BIO 399S Topics in Biology: Urban Field Ecology

Course Description: This course studies the flora of the metropolitan habitat. Discussions will include desirable and undesirable species. Course involves lectures, field trips and student projects growing plants in an urban horticultural setting using various growth media and under various conditions.

3 credits

Prerequisites

BIO 102 Min Grade D or ENV 212 Min Grade D

BIO 399T Topics in Biology: Research Methods For Ecological Field Studies

Course Description: This course will review the ways in which biological data are collected, analyzed, and reported, so that informed decisions about ecosystem management and conservation can be made. The course will have both classroom and field components and will explore the many techniques employed by biologists to study important phenomena in ecology, such as territory and home range estimates, habitat evaluation, food habits, population viability analysis, population dynamics, GIS mapping, and genetic analyses.
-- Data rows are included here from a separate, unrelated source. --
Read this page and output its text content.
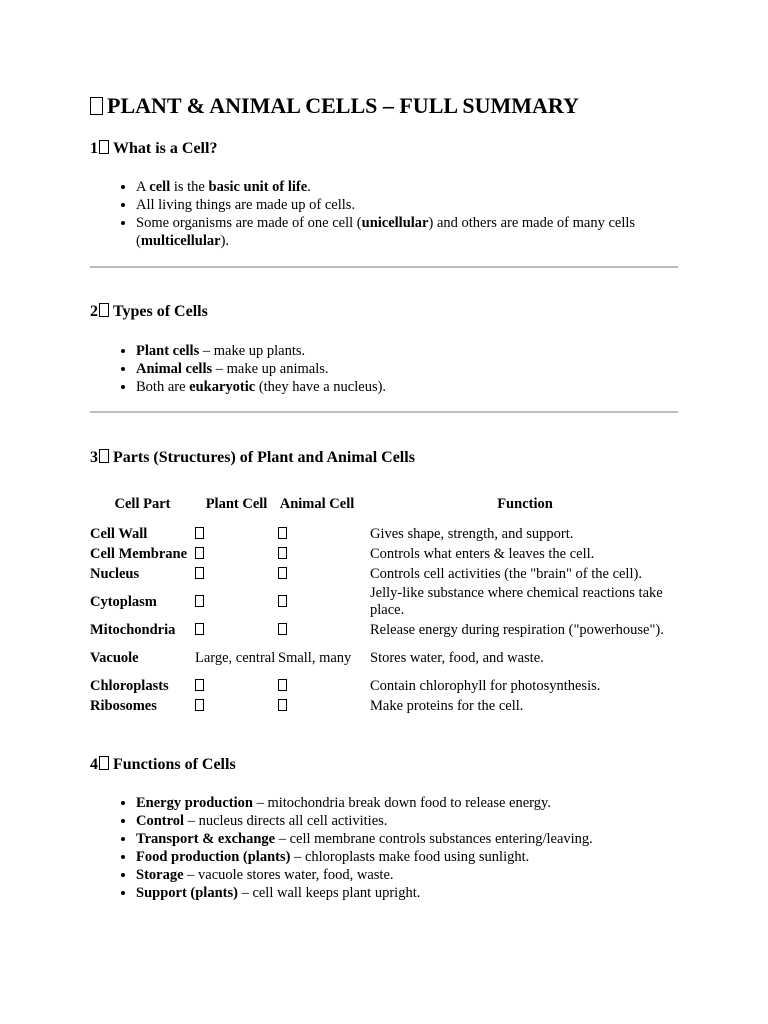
PLANT & ANIMAL CELLS – FULL SUMMARY
1 What is a Cell?
• A cell is the basic unit of life.
• All living things are made up of cells.
• Some organisms are made of one cell (unicellular) and others are made of many cells (multicellular).
2 Types of Cells
• Plant cells – make up plants.
• Animal cells – make up animals.
• Both are eukaryotic (they have a nucleus).
3 Parts (Structures) of Plant and Animal Cells
Cell Part	Plant Cell	Animal Cell	Function
Cell Wall			Gives shape, strength, and support.
Cell Membrane			Controls what enters & leaves the cell.
Nucleus			Controls cell activities (the "brain" of the cell).
Cytoplasm			Jelly-like substance where chemical reactions take place.
Mitochondria			Release energy during respiration ("powerhouse").
Vacuole	Large, central	Small, many	Stores water, food, and waste.
Chloroplasts			Contain chlorophyll for photosynthesis.
Ribosomes			Make proteins for the cell.
4 Functions of Cells
• Energy production – mitochondria break down food to release energy.
• Control – nucleus directs all cell activities.
• Transport & exchange – cell membrane controls substances entering/leaving.
• Food production (plants) – chloroplasts make food using sunlight.
• Storage – vacuole stores water, food, waste.
• Support (plants) – cell wall keeps plant upright.
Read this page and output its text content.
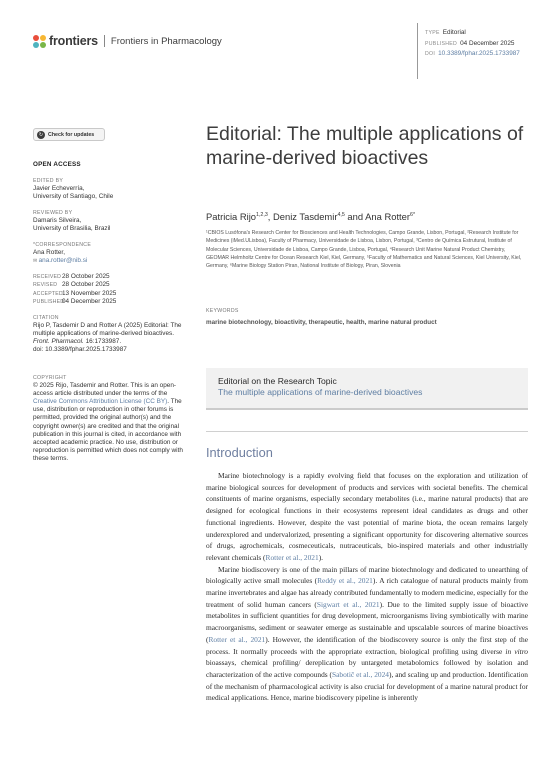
frontiers Frontiers in Pharmacology
TYPE Editorial
PUBLISHED 04 December 2025
DOI 10.3389/fphar.2025.1733987
↻ Check for updates
OPEN ACCESS
EDITED BY
Javier Echeverría,
University of Santiago, Chile
REVIEWED BY
Damaris Silveira,
University of Brasilia, Brazil
*CORRESPONDENCE
Ana Rotter,
✉ ana.rotter@nib.si
RECEIVED28 October 2025
REVISED 28 October 2025
ACCEPTED13 November 2025
PUBLISHED04 December 2025
CITATION
Rijo P, Tasdemir D and Rotter A (2025) Editorial: The multiple applications of marine-derived bioactives.
Front. Pharmacol. 16:1733987.
doi: 10.3389/fphar.2025.1733987
COPYRIGHT
© 2025 Rijo, Tasdemir and Rotter. This is an open-access article distributed under the terms of the Creative Commons Attribution License (CC BY). The use, distribution or reproduction in other forums is permitted, provided the original author(s) and the copyright owner(s) are credited and that the original publication in this journal is cited, in accordance with accepted academic practice. No use, distribution or reproduction is permitted which does not comply with these terms.
Editorial: The multiple applications of marine-derived bioactives
Patricia Rijo$^{1,2,3}$, Deniz Tasdemir$^{4,5}$ and Ana Rotter$^{6*}$
¹CBIOS Lusófona's Research Center for Biosciences and Health Technologies, Campo Grande, Lisbon, Portugal, ²Research Institute for Medicines (iMed.ULisboa), Faculty of Pharmacy, Universidade de Lisboa, Lisbon, Portugal, ³Centro de Química Estrutural, Institute of Molecular Sciences, Universidade de Lisboa, Campo Grande, Lisboa, Portugal, ⁴Research Unit Marine Natural Product Chemistry, GEOMAR Helmholtz Centre for Ocean Research Kiel, Kiel, Germany, ⁵Faculty of Mathematics and Natural Sciences, Kiel University, Kiel, Germany, ⁶Marine Biology Station Piran, National Institute of Biology, Piran, Slovenia
KEYWORDS
marine biotechnology, bioactivity, therapeutic, health, marine natural product
Editorial on the Research Topic
The multiple applications of marine-derived bioactives
Introduction

Marine biotechnology is a rapidly evolving field that focuses on the exploration and utilization of marine biological sources for development of products and services with societal benefits. The chemical constituents of marine organisms, especially secondary metabolites (i.e., marine natural products) that are designed for ecological functions in their ecosystems represent ideal candidates as drugs and other functional ingredients. However, despite the vast potential of marine biota, the ocean remains largely underexplored and undervalorized, presenting a significant opportunity for discovering alternative sources of drugs, agrochemicals, cosmeceuticals, nutraceuticals, bio-inspired materials and other industrially relevant chemicals (Rotter et al., 2021).

Marine biodiscovery is one of the main pillars of marine biotechnology and dedicated to unearthing of biologically active small molecules (Reddy et al., 2021). A rich catalogue of natural products mainly from marine invertebrates and algae has already contributed fundamentally to modern medicine, especially for the treatment of solid human cancers (Sigwart et al., 2021). Due to the limited supply issue of bioactive metabolites in sufficient quantities for drug development, microorganisms living symbiotically with marine macroorganisms, sediment or seawater emerge as sustainable and upscalable sources of marine bioactives (Rotter et al., 2021). However, the identification of the biodiscovery source is only the first step of the process. It normally proceeds with the appropriate extraction, biological profiling using diverse in vitro bioassays, chemical profiling/ dereplication by untargeted metabolomics followed by isolation and characterization of the active compounds (Sabotič et al., 2024), and scaling up and production. Identification of the mechanism of pharmacological activity is also crucial for development of a marine natural product for medical applications. Hence, marine biodiscovery pipeline is inherently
We will review both theoretical and methodological controversies associated with obtaining data from organisms.

3 credits

BIO 399U Topic: Plants and People

Course Description Plants play an important role in many cultures from essential building material to hallucinogenic plants used during traditional ceremonies. Plants have also been used to clean contaminated soils in Chernobyl and other places. Learn how people use plants for food, medicine, cosmetics, insecticides, and more.

3 credits

BIO 399V Topic: Basics of Human Anatomy

Course Description: This special topics courses provides an overview of the anatomy of the human body using a systems based presentation. Virtual dissections will be included.

3 credits

BIO 399W Developmental Biology (Lecture)

Course Description: An in depth look at the biology of development.

3 credits

Prerequisites

BIO 335 Min Grade C- or BIO 235 Min Grade C-

BIO 399Y Topic: Marine Biology

Course Description: This course presents basic concepts of marine biology and discusses the effects of human activity on animals and plants.

3 credits

Prerequisites

BIO 102 Min Grade C-

BIO 399Z Topics: Evolutionary Biology

Course Description: This course focuses on the processes of evolution that lead to patterns of biodiversity. Topics covered will include the history of evolutionary theory, paleontology, phylogeny and classification, inheritance, genome evolution of populations, the evolution of communities, specification, and human evolution. Particular emphasis will be paid to the role of evolution in our everyday lives and the practical implications of evolutionary theory to medicine, agriculture, and conservation biology.

Course Rotation: NYC: Fall, odd years. PLV: Fall, odd years.